Rather than revamping this successful electoral formula that Johnson never implemented, the candidates have been competing on a single issue – how to cut taxes. They seem to believe the Johnson myth that unfunded tax cuts pay for themselves. This is a detachment from reality. Rishi Sunak has been the only candidate showing some realism regarding fiscal policy.

Put simply, the importance of pragmatism and sound economic management have hardly featured in the leadership debate. One cannot be credible by making irresponsible and unachievable promises to cut taxes while investing more in public services.

Conservative Party members who ultimately decide who becomes leader are said to be more conservative than the parliamentary party. This political reality may be behind the leadership candidates’ commitment to driving Brexit with more determination and breaking relations with the EU. The UK needs to work with the EU to normalise trade relations and scientific collaboration threatened by the Northern Ireland row.

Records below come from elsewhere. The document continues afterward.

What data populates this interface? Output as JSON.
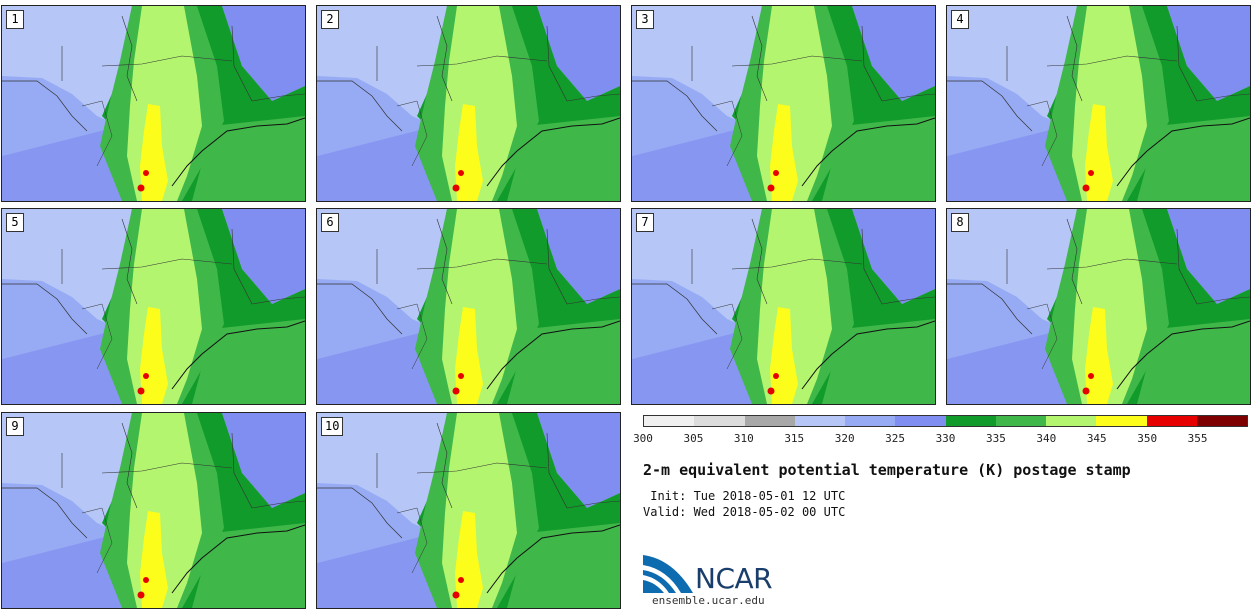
{
  "panels": [
    {
      "label": "1"
    },
    {
      "label": "2"
    },
    {
      "label": "3"
    },
    {
      "label": "4"
    },
    {
      "label": "5"
    },
    {
      "label": "6"
    },
    {
      "label": "7"
    },
    {
      "label": "8"
    },
    {
      "label": "9"
    },
    {
      "label": "10"
    }
  ],
  "colorbar": {
    "colors": [
      "#f0f0f0",
      "#dcdcdc",
      "#a8a8a8",
      "#b5c6f7",
      "#97abf5",
      "#7f8ef0",
      "#119b2a",
      "#3fb749",
      "#b3f56f",
      "#fdfd1b",
      "#e60000",
      "#7f0000"
    ],
    "ticks": [
      "300",
      "305",
      "310",
      "315",
      "320",
      "325",
      "330",
      "335",
      "340",
      "345",
      "350",
      "355"
    ]
  },
  "map_colors": {
    "k315": "#b5c6f7",
    "k320": "#97abf5",
    "k325": "#7f8ef0",
    "k330": "#119b2a",
    "k335": "#3fb749",
    "k340": "#b3f56f",
    "k345": "#fdfd1b",
    "k350": "#e60000"
  },
  "title": "2-m equivalent potential temperature (K) postage stamp",
  "init": " Init: Tue 2018-05-01 12 UTC",
  "valid": "Valid: Wed 2018-05-02 00 UTC",
  "logo": {
    "text": "NCAR",
    "url": "ensemble.ucar.edu"
  }
}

The Conservative Party has always prided itself as a broad political church where low-tax libertarians and high-spending interventionists could co-exist as they all have the country’s interest at heart. Under Johnson, the engines of the state have generally ground to a halt, with many ordinary people complaining about the falling public service standards. Today, ordinary people in the UK, as in all other democracies, want their leaders to talk about the national health service, the quality of education, the rising cost of living and the enforcement of law and order.

Whoever wins the battle for No. 10 Downing Street and becomes prime minister in a few weeks’ time must take Britons in their confidence and define realistic plans on how to deal with sluggish economic growth, tame escalating inflation and deliver on the promises made in the Brexit campaign.